APHB5501 Developmental Origins of Health and Disease
- 6 points
|Semester 1||UWA (Perth)||Face to face|
- The topics covered in this unit centre around 'developmental origins of adult health and disease' (DOHaD)—how the environment in early life alters developmental trajectories such that they impact on later health and disease. The unit provides students with an understanding and knowledge of the field at an advanced level and involves instruction from academics actively researching in this field. Topics include the epidemiology and experimental models of DOHaD, the evolutionary basis for DOHaD, the mechanisms underlying DOHaD (including epigenetics), and the potential for early interventions to optimise later health. These topics are explored in a seminar series within which students are expected to do readings, lead a discussion on readings and develop a lecture with the guidance of the relevant staff member. Students expand their knowledge base and gain a deep understanding of the field of DOHaD. They develop their abilities in literature research, critical thinking and presentation of knowledge.
- Students are able to (1) critically discuss and describe DOHaD; (2) search and manage literature and think critically; and (3) effectively communicate their knowledge.
- Typically this unit is assessed in the following ways: (1) oral presentation; (2) learning journal; and (3) essay. Further information is available in the unit outline.
Supplementary assessment is not available in this unit.
- Unit Coordinator(s)
- Dr Caitlin Wyrwoll
- Unit rules
- an undergraduate major in biomedical or health sciences, or by permission of the unit coordinator
- Contact hours
- seminars: 12 hours; presentations: 6 hours (depending on number of students)
- The availability of units in Semester 1, 2, etc. was correct at the time of publication but may be subject to change.
- All students are responsible for identifying when they need assistance to improve their academic learning, research, English language and numeracy skills; seeking out the services and resources available to help them; and applying what they learn. Students are encouraged to register for free online support through GETSmart; to help themselves to the extensive range of resources on UWA's STUDYSmarter website; and to participate in WRITESmart and (ma+hs)Smart drop-ins and workshops.

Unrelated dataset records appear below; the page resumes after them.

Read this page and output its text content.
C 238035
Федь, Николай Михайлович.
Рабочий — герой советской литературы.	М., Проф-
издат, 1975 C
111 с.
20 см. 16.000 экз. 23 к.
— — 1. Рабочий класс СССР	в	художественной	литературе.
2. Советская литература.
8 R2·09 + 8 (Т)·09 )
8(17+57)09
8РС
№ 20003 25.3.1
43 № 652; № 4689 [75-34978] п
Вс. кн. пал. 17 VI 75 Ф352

- Books and other material wherever listed may be subject to change. Book lists relating to 'Preliminary reading', 'Recommended reading' and 'Textbooks' are, in most cases, available at the University Co-operative Bookshop (from early January) and appropriate administrative offices for students to consult. Where texts are listed in the unit description above, an asterisk (*) indicates that the book is available in paperback.